What I want to achieve is create a global task which can be executive n times at one run but it can take an object as parameter and with different values, as it is shown next
I have a list with all objects that my global task is going to receive,
List<string> StringList = new List<string>();
StringList.Add("A");
StringList.Add("C");
StringList.Add("B");
StringList.Add("D");
StringList.Add("E");
StringList.Add("F");
Then I have a delegate function list
List<Func<string, string>> TasksList = new List<Func<string, string>>();
StringList.ForEach(c=> {
TasksList.Add(x => Push(c));
});
and then I want to call each task in this list to be executive, what I’m seeing it is that I have to set the parameter to be called, in this case i put "A" for all of them, but it takes the first initialization which is not bad, because it is I want.

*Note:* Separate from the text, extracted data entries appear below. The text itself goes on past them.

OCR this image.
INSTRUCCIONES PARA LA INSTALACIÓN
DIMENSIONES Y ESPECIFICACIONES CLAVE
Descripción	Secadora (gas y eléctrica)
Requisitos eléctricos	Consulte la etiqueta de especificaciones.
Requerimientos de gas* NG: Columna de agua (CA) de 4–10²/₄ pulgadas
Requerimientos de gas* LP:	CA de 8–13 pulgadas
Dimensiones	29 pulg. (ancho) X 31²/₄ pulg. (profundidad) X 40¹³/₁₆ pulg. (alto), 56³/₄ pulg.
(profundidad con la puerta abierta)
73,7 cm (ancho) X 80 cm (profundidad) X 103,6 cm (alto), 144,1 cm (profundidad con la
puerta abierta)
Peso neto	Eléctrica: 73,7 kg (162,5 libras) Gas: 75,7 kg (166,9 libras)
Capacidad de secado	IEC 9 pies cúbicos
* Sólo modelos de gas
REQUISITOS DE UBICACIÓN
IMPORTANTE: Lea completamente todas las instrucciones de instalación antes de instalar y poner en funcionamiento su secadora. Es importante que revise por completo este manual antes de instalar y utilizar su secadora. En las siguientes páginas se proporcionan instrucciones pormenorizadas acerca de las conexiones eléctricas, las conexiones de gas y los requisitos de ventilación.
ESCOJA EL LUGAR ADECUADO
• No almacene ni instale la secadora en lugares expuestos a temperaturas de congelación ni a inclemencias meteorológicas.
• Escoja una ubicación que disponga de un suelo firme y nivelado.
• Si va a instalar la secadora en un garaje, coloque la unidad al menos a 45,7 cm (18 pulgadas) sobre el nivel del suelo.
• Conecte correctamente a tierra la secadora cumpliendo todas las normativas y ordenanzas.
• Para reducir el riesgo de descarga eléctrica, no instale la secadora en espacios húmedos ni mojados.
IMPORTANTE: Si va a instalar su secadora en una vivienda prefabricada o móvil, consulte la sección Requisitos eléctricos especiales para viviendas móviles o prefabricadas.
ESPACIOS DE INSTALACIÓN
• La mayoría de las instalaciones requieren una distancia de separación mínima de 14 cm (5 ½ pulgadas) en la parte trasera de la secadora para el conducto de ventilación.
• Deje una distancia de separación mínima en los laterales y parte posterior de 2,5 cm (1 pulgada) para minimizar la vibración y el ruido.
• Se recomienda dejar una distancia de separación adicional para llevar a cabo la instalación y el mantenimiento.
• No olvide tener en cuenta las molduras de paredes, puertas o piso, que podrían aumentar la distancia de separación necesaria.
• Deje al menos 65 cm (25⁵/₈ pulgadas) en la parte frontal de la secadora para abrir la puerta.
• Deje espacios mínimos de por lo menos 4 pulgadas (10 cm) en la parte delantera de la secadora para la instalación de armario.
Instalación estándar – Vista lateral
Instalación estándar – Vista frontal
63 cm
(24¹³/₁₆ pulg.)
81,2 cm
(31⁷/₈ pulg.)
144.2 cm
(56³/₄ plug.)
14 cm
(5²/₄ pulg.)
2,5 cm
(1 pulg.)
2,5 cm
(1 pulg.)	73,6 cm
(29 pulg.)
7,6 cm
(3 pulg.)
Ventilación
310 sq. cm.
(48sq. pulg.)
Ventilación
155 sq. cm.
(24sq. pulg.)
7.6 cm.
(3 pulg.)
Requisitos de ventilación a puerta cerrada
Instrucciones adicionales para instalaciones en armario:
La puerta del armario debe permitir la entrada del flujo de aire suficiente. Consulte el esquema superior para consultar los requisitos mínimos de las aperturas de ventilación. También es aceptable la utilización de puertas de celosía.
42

var resultII = TasksList.Select(c => Observable.Start(() => c("A"))).CombineLatest().Finally(() => Console.WriteLine("Done!"));
OUTPUT:
Executing C on Thread: 4
Executing A on Thread: 5
Executing B on Thread: 7
Executing D on Thread: 7
Executing E on Thread: 5
Executing F on Thread: 4
Done!
5
4
7
7
5
4
But my question is, Is there any another way to do this? every time that I im calling Observable.Start these tasks were already ran? or they just start when I call them with Observable.Start? passing an "A" value without taking in account first initialization (StringList.Add("A") ,StringList.Add("C")...) is a bug or what’s happening?